Ezilenler (Fyodor Mihayloviç Dostoyevski)
Geçen yıl yirmi iki mart akşamı başıma çok garip bir şey geldi. O gün akşama kadar dolaşarak, ev aradım. Oturduğum yer pek rutubetli olduğu için, kötü kötü öksürmeye başlamıştım. Daha sonbaharda çıkacaktım oradan, ama ha bugün ha yarın derken, baharı ettim. Bütün bir gün dolaştığım halde işe yarar bir tek yer bulamadım. ilkin başka kiracılarla bir arada olmayan, ayrı bir daire istiyordum. Daha sonra bir odanın da yetişeceğini düşündüm ama, mutlaka büyük ve tabii mümkün olduğu kadar ucuz olmalıydı. Dikkat ettim: İnsan dar bir evde serbest düşünemiyor bile. Oysa ben öteden beri yazacağım hikayeleri tasarlarkan odamda dolaşmayı severdim. Aklıma gelmişken söyleyeyim: Eserlerimi tasarlayıp, bunları nasıl kaleme alacağım konusunda hayaller kurmaktan daha çok hoşlanıyordum; ama tembellikten değildi bu. Nedendi acaba?
Sabah kalkar kalkmaz kendimi keyifsiz hissetmiştim. Güneş batarken iyice rahatsızlandım, nöbet gibi bir şey başladı. Ortalık kararmak üzereyken Voznesenski caddesinden geçiyordum.
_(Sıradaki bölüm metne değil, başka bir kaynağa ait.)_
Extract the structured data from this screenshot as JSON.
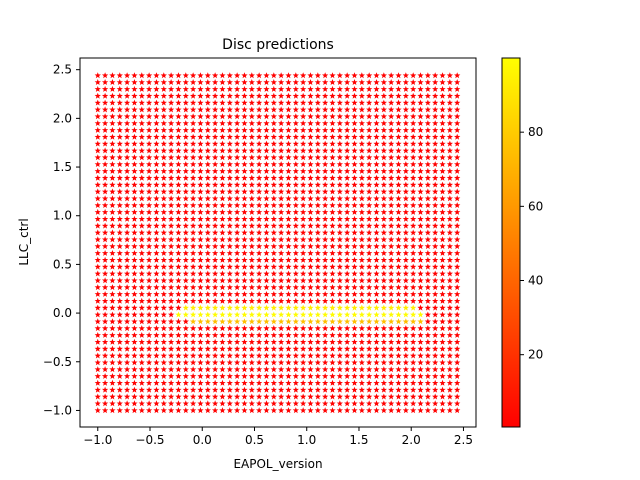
{
  "chart_data": {
    "type": "scatter",
    "title": "Disc predictions",
    "xlabel": "EAPOL_version",
    "ylabel": "LLC_ctrl",
    "xlim": [
      -1.17,
      2.62
    ],
    "ylim": [
      -1.17,
      2.62
    ],
    "xticks": [
      "−1.0",
      "−0.5",
      "0.0",
      "0.5",
      "1.0",
      "1.5",
      "2.0",
      "2.5"
    ],
    "yticks": [
      "−1.0",
      "−0.5",
      "0.0",
      "0.5",
      "1.0",
      "1.5",
      "2.0",
      "2.5"
    ],
    "xtick_values": [
      -1.0,
      -0.5,
      0.0,
      0.5,
      1.0,
      1.5,
      2.0,
      2.5
    ],
    "ytick_values": [
      -1.0,
      -0.5,
      0.0,
      0.5,
      1.0,
      1.5,
      2.0,
      2.5
    ],
    "grid": false,
    "marker": "star",
    "x_grid": {
      "start": -1.0,
      "stop": 2.44,
      "count": 50
    },
    "y_grid": {
      "start": -1.0,
      "stop": 2.44,
      "count": 50
    },
    "default_value": 1,
    "high_band": {
      "y": 0.0,
      "x_from": -0.25,
      "x_to": 2.1,
      "value": 99
    },
    "band_neighbors": [
      {
        "y": 0.07,
        "x_from": -0.2,
        "x_to": 2.05,
        "value": 93
      },
      {
        "y": -0.07,
        "x_from": -0.1,
        "x_to": 2.1,
        "value": 75
      }
    ],
    "colormap": "autumn",
    "colorbar": {
      "range": [
        0.5,
        100
      ],
      "ticks": [
        "20",
        "40",
        "60",
        "80"
      ],
      "tick_values": [
        20,
        40,
        60,
        80
      ]
    },
    "colors": {
      "low": "#ff0000",
      "high": "#ffff00"
    }
  }
}
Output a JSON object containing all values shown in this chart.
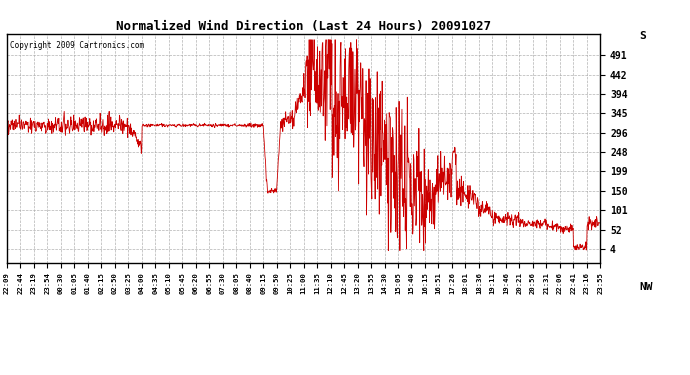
{
  "title": "Normalized Wind Direction (Last 24 Hours) 20091027",
  "copyright": "Copyright 2009 Cartronics.com",
  "line_color": "#cc0000",
  "background_color": "#ffffff",
  "plot_bg_color": "#ffffff",
  "grid_color": "#aaaaaa",
  "yticks": [
    4,
    52,
    101,
    150,
    199,
    248,
    296,
    345,
    394,
    442,
    491
  ],
  "ytick_labels": [
    "4",
    "52",
    "101",
    "150",
    "199",
    "248",
    "296",
    "345",
    "394",
    "442",
    "491"
  ],
  "y_top_label": "S",
  "y_bottom_label": "NW",
  "ylim": [
    -30,
    545
  ],
  "xtick_labels": [
    "22:09",
    "22:44",
    "23:19",
    "23:54",
    "00:30",
    "01:05",
    "01:40",
    "02:15",
    "02:50",
    "03:25",
    "04:00",
    "04:35",
    "05:10",
    "05:45",
    "06:20",
    "06:55",
    "07:30",
    "08:05",
    "08:40",
    "09:15",
    "09:50",
    "10:25",
    "11:00",
    "11:35",
    "12:10",
    "12:45",
    "13:20",
    "13:55",
    "14:30",
    "15:05",
    "15:40",
    "16:15",
    "16:51",
    "17:26",
    "18:01",
    "18:36",
    "19:11",
    "19:46",
    "20:21",
    "20:56",
    "21:31",
    "22:06",
    "22:41",
    "23:16",
    "23:55"
  ],
  "figsize": [
    6.9,
    3.75
  ],
  "dpi": 100
}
Petersburg’un mart güneşini, hele gurubunu, soğuk, berrak bir günde pek severim. Bütün sokak parlak bir ışığa boğulup parıldar. Evlerin hepsi göz olan ışıltılar içindedir. Boz, tahini, kirli yeşil renkler bir an için o eski somurtkanlığını kaybeder; sanki içiniz birden ferahlar, sanki biri sizi dirseğiyle dürtmüş gibi silkiniverirsiniz. Yepyeni bir görüş, bambaşka düşünceler… Bir tek güneş ışığı insan ruhunda neler yapabiliyor, hayret!
En sevdiğim kitaplarından biridir. Ve kolay okununlardan.